AttributeError: 'NoneType' object has no attribute 'get' on `dataset.filter`
Looks like filter is broken?
Repro:
import lance
ds = lance.dataset(path)
ds.filter("split = 'test'")
>>>
Traceback (most recent call last):
File "<string>", line 1, in <module>
File "pyarrow/_dataset.pyx", line 796, in pyarrow._dataset.Dataset.filter
AttributeError: 'NoneType' object has no attribute 'get'
Looks like in that pyarrow file, self._scan_options is None
current_filter = self._scan_options.get("filter")
Version:
- pylance=='0.16.1'
- pyarrow=='17.0.0'
Is this a version issue? I tried downgrading to pyarrow=='12.0.0' but am still running into the error
Try split == 'test'
Same issue
I'm not sure if it does what you're expecting from .filter, but ds.to_table(filter="split == 'test'") should work if split is a column.

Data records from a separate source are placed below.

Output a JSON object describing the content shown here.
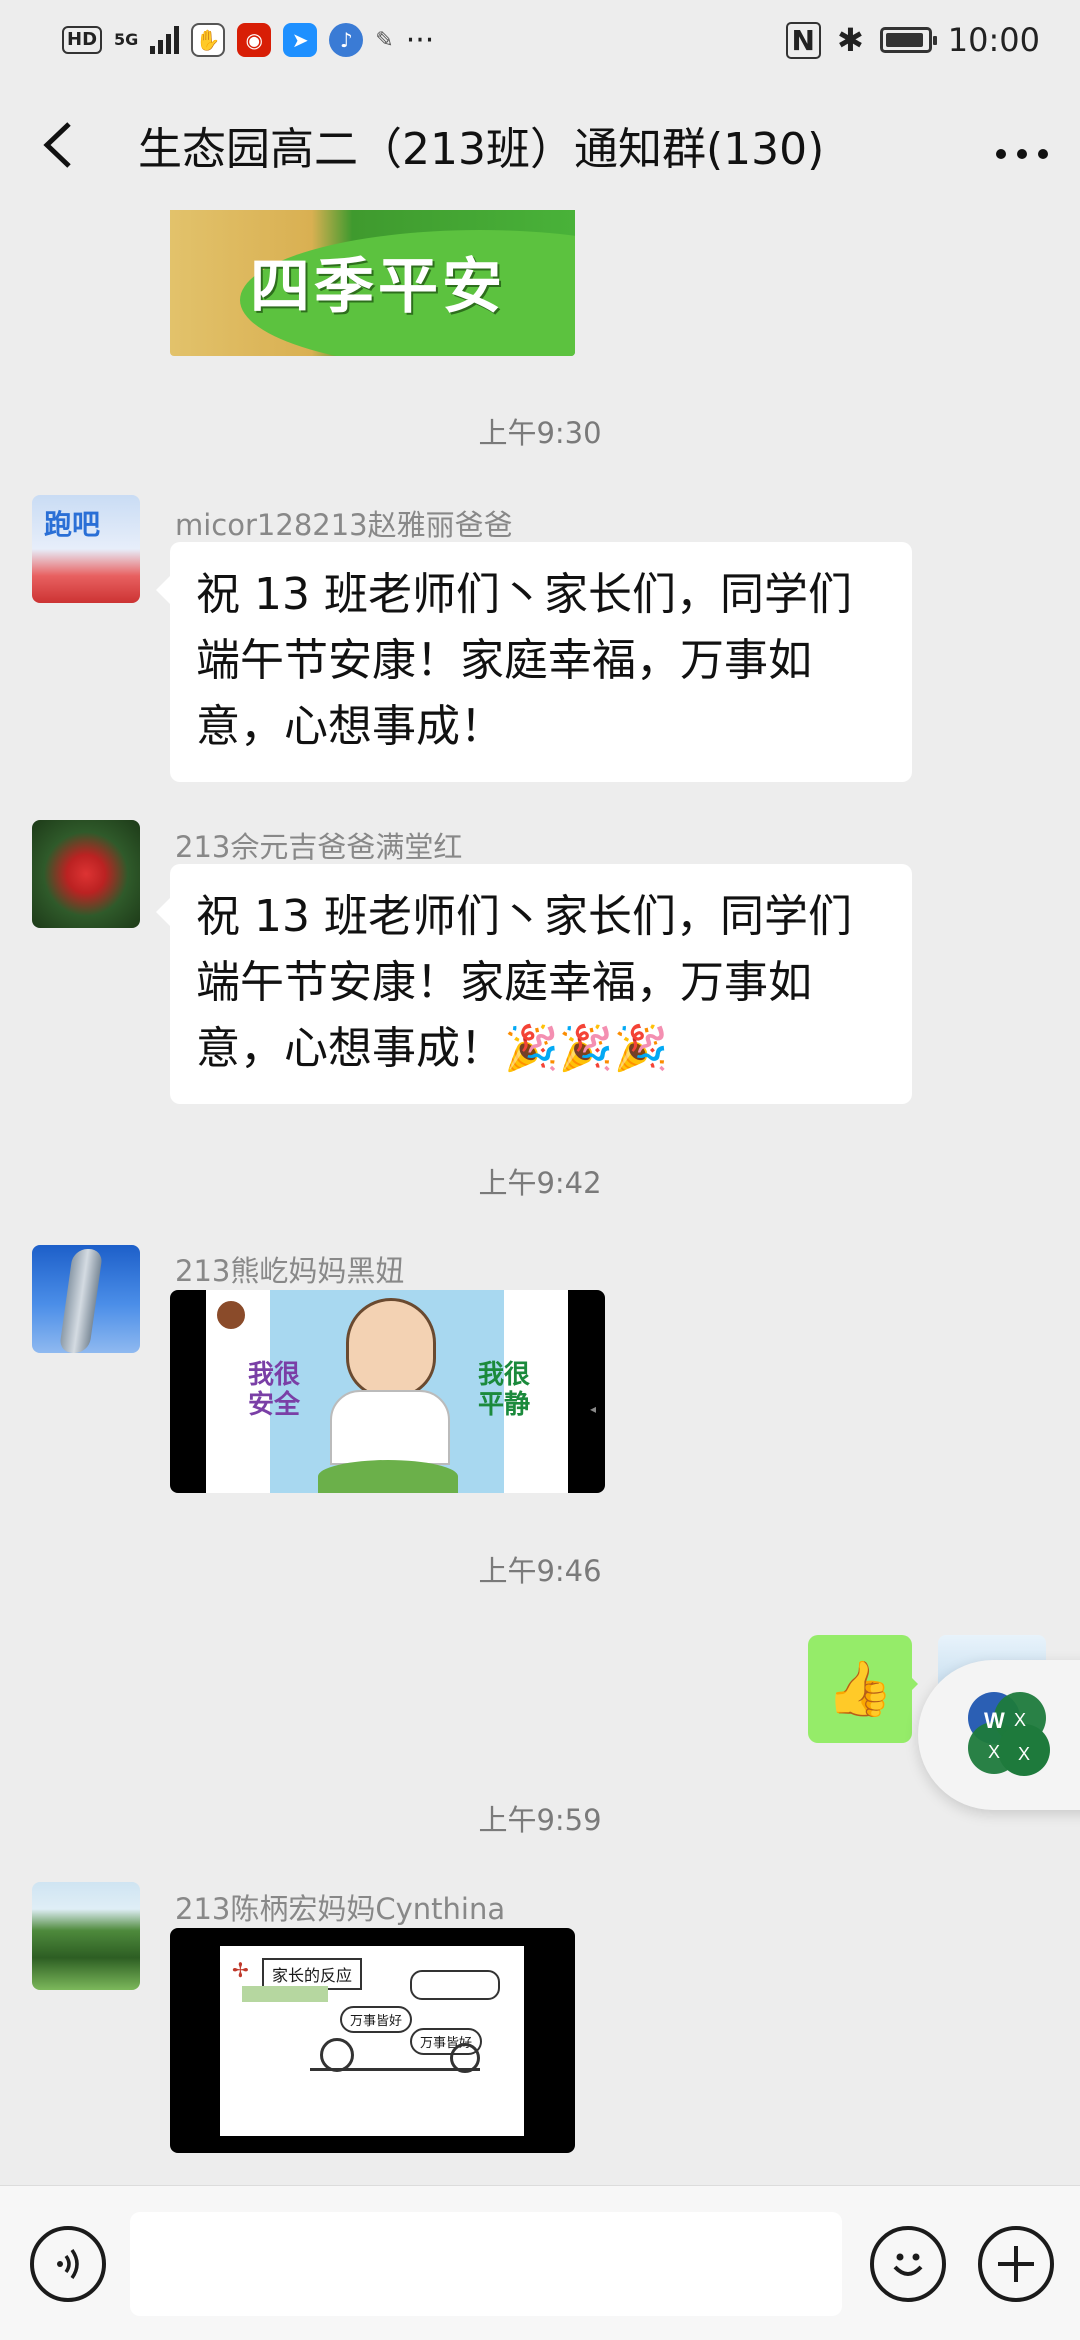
{
  "status_bar": {
    "hd": "HD",
    "network": "5G",
    "time": "10:00"
  },
  "header": {
    "title": "生态园高二（213班）通知群(130)",
    "back_icon": "chevron-left-icon",
    "more_icon": "more-dots-icon"
  },
  "banner_image": {
    "text": "四季平安"
  },
  "messages": {
    "t1": "上午9:30",
    "m1": {
      "sender": "micor128213赵雅丽爸爸",
      "text": "祝 13 班老师们丶家长们，同学们端午节安康！家庭幸福，万事如意，心想事成！"
    },
    "m2": {
      "sender": "213佘元吉爸爸满堂红",
      "text": "祝 13 班老师们丶家长们，同学们端午节安康！家庭幸福，万事如意，心想事成！",
      "emoji": "🎉🎉🎉"
    },
    "t2": "上午9:42",
    "m3": {
      "sender": "213熊屹妈妈黑妞",
      "video_left": "我很安全",
      "video_right": "我很平静"
    },
    "t3": "上午9:46",
    "m4": {
      "emoji": "👍"
    },
    "t4": "上午9:59",
    "m5": {
      "sender": "213陈柄宏妈妈Cynthina",
      "slide_title": "家长的反应",
      "bubble_a": "万事皆好",
      "bubble_b": "万事皆好"
    }
  },
  "colors": {
    "background": "#ededed",
    "self_bubble": "#95ec69",
    "video_bg": "#000000"
  }
}
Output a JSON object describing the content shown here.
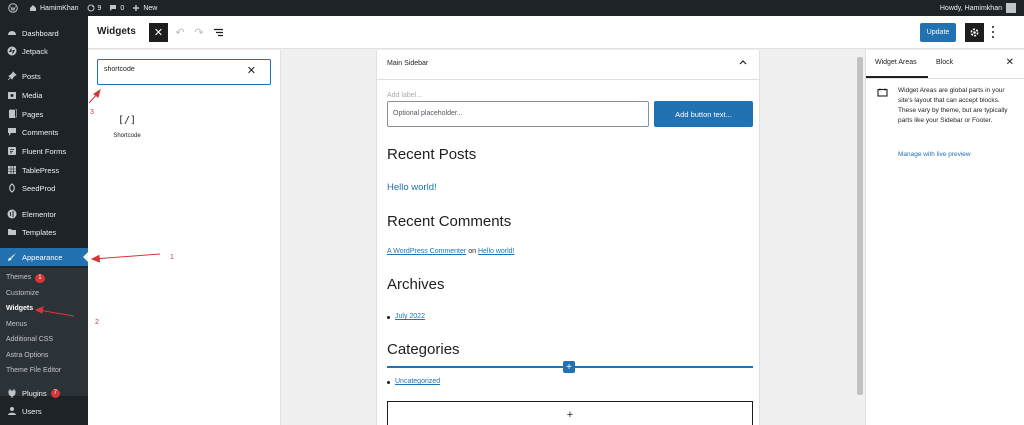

Originally was trying to solve this https://github.com/lancedb/lance/issues/2778 when I ran into this issue.
Building a custom torch dataloader for a 10TB dataset so materializing it isn't an option.
I get the same error. Putting a simple repro here:
import lance
import pyarrow as pa
table = pa.Table.from_pylist([{"name": "Alice", "age": 20},
{"name": "Bob", "age": 30}])
lance.write_dataset(table, "./alice_and_bob.lance", mode="overwrite")
ds = lance.dataset("./alice_and_bob.lance")
ds.filter("age == 30")
As far as I can tell, the above is intended use according to the api spec.
Hmm, yes. We extend pyarrow.dataset.Dataset because we want to appear as a pyarrow dataset since there is no dataset protocol at the moment. E.g. this is how DuckDb is able to query us (it thinks we are a pyarrow dataset).
In this case it looks like pyarrow has this function: https://arrow.apache.org/docs/python/generated/pyarrow.dataset.Dataset.html#pyarrow.dataset.Dataset.filter
We are not overloading it and so it is falling back to the underlying pyarrow impl (which isn't meant to be used). We should overload this method and provide some kind of implementation.
The same probably goes for sort_by, join (we should nicely report it isn't supported), join_asof (same, not supported), and replace_schema (again, not supported).